The warning and other labeling changes flowed from several studies that will be discussed at the May 10 Oncology Drugs Advisory Committee (ODAC) meeting to re-evaluate the safety and dosing of ESAs in cancer patients. Soon after FDA revealed the new labeling, the Centers for Medicare and Medicaid Services ordered a review of all Medicare policies related to the use of ESAs.
In its announcement, FDA briefly described findings from six of the studies that led to the updated warning.
•In DAHANCA 10, a randomized study in 522 patients with advanced head and neck cancer treated with radiation therapy, an interim analysis of 484 patients found a significant 10% increase in the locoregional failure rate among patients treated with darbepoetin, compared with placebo. Patients who received darbepoetin to raise hemoglobin to greater than 12 g/dL had a shorter time to progression, compared with placebo.
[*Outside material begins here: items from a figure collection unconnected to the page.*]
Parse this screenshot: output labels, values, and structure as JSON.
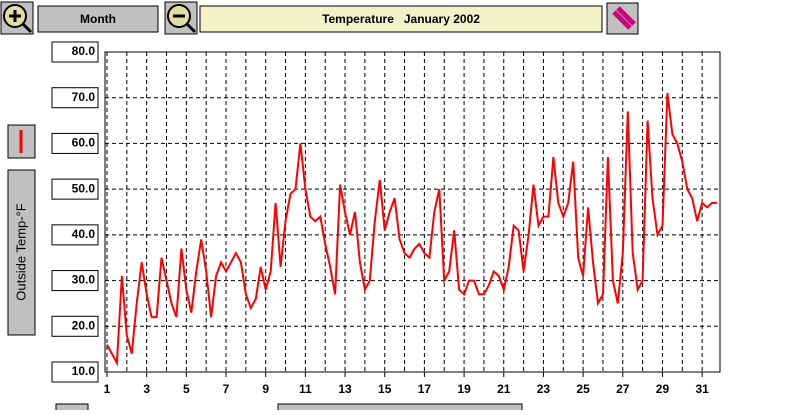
{
  "ui": {
    "period": "Month"
  },
  "chart_data": {
    "type": "line",
    "title": "Temperature   January 2002",
    "series": [
      {
        "name": "Outside Temp-°F",
        "color": "#ff0000",
        "x": [
          1,
          1.25,
          1.5,
          1.75,
          2,
          2.25,
          2.5,
          2.75,
          3,
          3.25,
          3.5,
          3.75,
          4,
          4.25,
          4.5,
          4.75,
          5,
          5.25,
          5.5,
          5.75,
          6,
          6.25,
          6.5,
          6.75,
          7,
          7.25,
          7.5,
          7.75,
          8,
          8.25,
          8.5,
          8.75,
          9,
          9.25,
          9.5,
          9.75,
          10,
          10.25,
          10.5,
          10.75,
          11,
          11.25,
          11.5,
          11.75,
          12,
          12.25,
          12.5,
          12.75,
          13,
          13.25,
          13.5,
          13.75,
          14,
          14.25,
          14.5,
          14.75,
          15,
          15.25,
          15.5,
          15.75,
          16,
          16.25,
          16.5,
          16.75,
          17,
          17.25,
          17.5,
          17.75,
          18,
          18.25,
          18.5,
          18.75,
          19,
          19.25,
          19.5,
          19.75,
          20,
          20.25,
          20.5,
          20.75,
          21,
          21.25,
          21.5,
          21.75,
          22,
          22.25,
          22.5,
          22.75,
          23,
          23.25,
          23.5,
          23.75,
          24,
          24.25,
          24.5,
          24.75,
          25,
          25.25,
          25.5,
          25.75,
          26,
          26.25,
          26.5,
          26.75,
          27,
          27.25,
          27.5,
          27.75,
          28,
          28.25,
          28.5,
          28.75,
          29,
          29.25,
          29.5,
          29.75,
          30,
          30.25,
          30.5,
          30.75,
          31,
          31.25,
          31.5,
          31.75
        ],
        "values": [
          16,
          14,
          12,
          31,
          18,
          14,
          25,
          34,
          27,
          22,
          22,
          35,
          30,
          25,
          22,
          37,
          28,
          23,
          32,
          39,
          32,
          22,
          31,
          34,
          32,
          34,
          36,
          34,
          27,
          24,
          26,
          33,
          28,
          32,
          47,
          33,
          43,
          49,
          50,
          60,
          50,
          44,
          43,
          44,
          38,
          33,
          27,
          51,
          45,
          40,
          45,
          34,
          28,
          30,
          43,
          52,
          41,
          45,
          48,
          39,
          36,
          35,
          37,
          38,
          36,
          35,
          45,
          50,
          30,
          32,
          41,
          28,
          27,
          30,
          30,
          27,
          27,
          29,
          32,
          31,
          28,
          33,
          42,
          41,
          32,
          40,
          51,
          42,
          44,
          44,
          57,
          47,
          44,
          47,
          56,
          35,
          31,
          46,
          34,
          25,
          27,
          57,
          30,
          25,
          36,
          67,
          36,
          28,
          30,
          65,
          48,
          40,
          42,
          71,
          62,
          60,
          56,
          50,
          48,
          43,
          47,
          46,
          47,
          47
        ]
      }
    ],
    "xlim": [
      0.9,
      31.9
    ],
    "xticks": [
      1,
      3,
      5,
      7,
      9,
      11,
      13,
      15,
      17,
      19,
      21,
      23,
      25,
      27,
      29,
      31
    ],
    "xminor": [
      2,
      4,
      6,
      8,
      10,
      12,
      14,
      16,
      18,
      20,
      22,
      24,
      26,
      28,
      30
    ],
    "ylim": [
      10,
      80
    ],
    "yticks": [
      {
        "value": 10,
        "label": "10.0"
      },
      {
        "value": 20,
        "label": "20.0"
      },
      {
        "value": 30,
        "label": "30.0"
      },
      {
        "value": 40,
        "label": "40.0"
      },
      {
        "value": 50,
        "label": "50.0"
      },
      {
        "value": 60,
        "label": "60.0"
      },
      {
        "value": 70,
        "label": "70.0"
      },
      {
        "value": 80,
        "label": "80.0"
      }
    ],
    "grid": true
  }
}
•Epoetin was associated with a shortened overall survival rate and an increased death rate attributed to disease progression at 4 months in the randomized BEST study of 939 women with metastatic breast cancer undergoing chemotherapy who received the ESA to maintain a hemoglobin count of 12 to 14 g/dL. Researchers ended the trial prematurely because of higher mortality in the epoetin-treated women vs placebo (8.7% vs 3.4%) and a higher fatal thrombotic event rate (1.1% vs 0.2%). At study termination, 12-month overall survival was lower in the epoetin patients (70% vs 76%).
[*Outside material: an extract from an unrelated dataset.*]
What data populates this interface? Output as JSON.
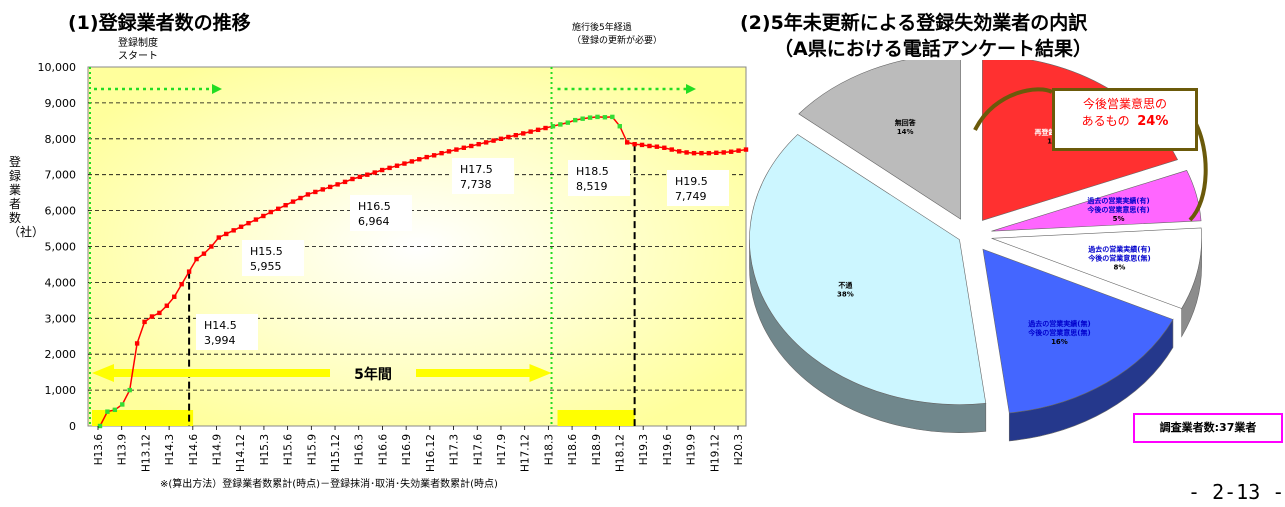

•A phase III randomized trial of 989 patients with active malignant disease not receiving chemotherapy or radiation therapy found more deaths with darbepoetin to achieve a hemoglobin count of 12 g/dL vs placebo (26% vs 20%) after 16 weeks of treatment. At a median follow-up of 4.3 months, the absolute death rate stood at 49% vs 46%, respectively.
•In a randomized trial of anemic patients with advanced non-small-cell lung cancer not on chemotherapy, an interim analysis in 70 patients found a significant decrease in median survival in the epoetin patients, 68 days vs 131 days for placebo.
•A 681-patient study showed a higher incidence of deep vein thrombosis among spinal surgery patients who received epoetin preoperatively to reduce allogenic red blood cell transfusions (4.7% vs 2.1% for standard care). These patients did not receive prophylactic anticoagulation.
•The randomized CHOIR trial of 1,432 anemic chronic renal failure patients who were not undergoing dialysis found major cardiovascular events in 18% of those taking epoetin to obtain a hemoglobin count of 13.5 g/dL vs 14% in those targeting a level of 11.3 g/dL.